LONG TERM FOLLOW UP NEEDED SINCE MANY OF THESE INFANTS TURN DIABETIC OR OBESE.
MEDICAL TREATMENT :
Risks associated with macrosomia can be divided into 3 groups: maternal risks, fetal risks, and neonatal risks.
Maternal risks include risks associated with the passage of a large fetus through the birth canal. Macrosomic fetuses place the mother at increased risk of birth canal (eg, perineal, vaginal, cervical) lacerations. In addition, the risk of cesarean delivery is higher in pregnancies complicated by macrosomia (Spellacy, 1985). Cesarean delivery places the mother at risk for problems associated with major abdominal surgery, which include infections, bleeding, and damage to adjacent organs (eg, bladder, uterus, fallopian tubes, ovaries, intestines, ureter). It also places the mother at risk for complications associated with regional and general anesthesia.
Fetal risks associated with macrosomia include birth trauma (3-7%), including shoulder dystocia (9.2-24%); brachial plexus injuries (1-4%); and death (0.4%) (Mondestin, 2002).
Neonatal risks associated with macrosomia include hypoglycemia (50%), hematological disturbances (ie, polycythemia), and electrolyte disturbances (up to 50%).
A consensus has not been reached regarding management strategies to reduce the risk of macrosomia. Cesarean delivery to reduce the risk associated with macrosomia places the mother at risk, and subsequent pregnancies are at risk of uterine dehiscence before or during the onset of labor. Not all cases of nerve injuries can be prevented by cesarean delivery because some occur in utero. Estimates indicate that as many as 3700 cesarean deliveries must be performed to prevent a single permanent nerve injury in macrosomic infants (Rouse, 1996).
Induction of labor for probable macrosomia has not been shown to significantly change outcomes. Some studies have shown increased rates of cesarean delivery when labor induction was attempted because of macrosomia (Combs, 1993).
Diet:
Maternal obesity and maternal weight gain in pregnancy are 2 of the strongest predictors of macrosomia at birth; therefore, a reasonable belief is that appropriate dietary education in pregnancy may help prevent prepregnancy obesity and excessive maternal weight gain in pregnancy. Intuitively, this type of intervention, if successful, may reduce the risks of macrosomia in those women who are obese prior to pregnancy or who may gain excessive weight in pregnancy. However, this has not been tested in clinical trials.
No studies have been performed on maternal dietary intervention and the risk of macrosomia in pregnancy in nondiabetic women. In diabetic patients, maternal diet alone, without the use of insulin, did not alter rates of macrosomia (Buchanan, 1994; Walkinshaw, 2000).
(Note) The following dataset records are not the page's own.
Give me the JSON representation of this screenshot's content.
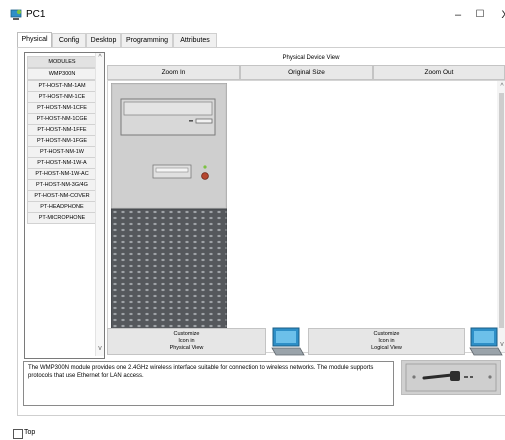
{
  "window": {
    "title": "PC1",
    "controls": {
      "minimize": "–",
      "maximize": "☐",
      "close": "X"
    }
  },
  "tabs": [
    {
      "label": "Physical",
      "active": true
    },
    {
      "label": "Config",
      "active": false
    },
    {
      "label": "Desktop",
      "active": false
    },
    {
      "label": "Programming",
      "active": false
    },
    {
      "label": "Attributes",
      "active": false
    }
  ],
  "modules": {
    "header": "MODULES",
    "items": [
      "WMP300N",
      "PT-HOST-NM-1AM",
      "PT-HOST-NM-1CE",
      "PT-HOST-NM-1CFE",
      "PT-HOST-NM-1CGE",
      "PT-HOST-NM-1FFE",
      "PT-HOST-NM-1FGE",
      "PT-HOST-NM-1W",
      "PT-HOST-NM-1W-A",
      "PT-HOST-NM-1W-AC",
      "PT-HOST-NM-3G/4G",
      "PT-HOST-NM-COVER",
      "PT-HEADPHONE",
      "PT-MICROPHONE"
    ]
  },
  "physical_view": {
    "title": "Physical Device View",
    "zoom_in": "Zoom In",
    "original_size": "Original Size",
    "zoom_out": "Zoom Out"
  },
  "customize": {
    "physical": [
      "Customize",
      "Icon in",
      "Physical View"
    ],
    "logical": [
      "Customize",
      "Icon in",
      "Logical View"
    ]
  },
  "description": "The WMP300N module provides one 2.4GHz wireless interface suitable for connection to wireless networks. The module supports protocols that use Ethernet for LAN access.",
  "footer": {
    "top_label": "Top",
    "top_checked": false
  },
  "colors": {
    "pc_body": "#c8c8c8",
    "pc_grille": "#505050",
    "power_led": "#c0392b",
    "icon_blue": "#2e8fc7"
  }
}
Excessive maternal weight gain can double the risk of macrosomia; thus, a reasonable suggestion is careful weight control for women who exceed the recommended weight gain in pregnancy (Parker, 1992; Cogswell, 1995; Bianco, 1998).
In diabetic patients, diet control and the addition of insulin therapy has been shown to significantly reduce the incidence of birth weight greater than the 90th percentile for gestational age.
Because maternal obesity in pregnancy is associated with fetal macrosomia, gestational diabetes, increased risk of cesarean deliveries, and preeclampsia, appropriate dietary education in pregnancy should be provided to all patients who are at risk of obesity and excessive weight gain in pregnancy. Such intervention poses no harm to the pregnancy and may potentially reduce maternal and neonatal risks. At the present time, clinical trials are lacking support of the effectiveness of such intervention.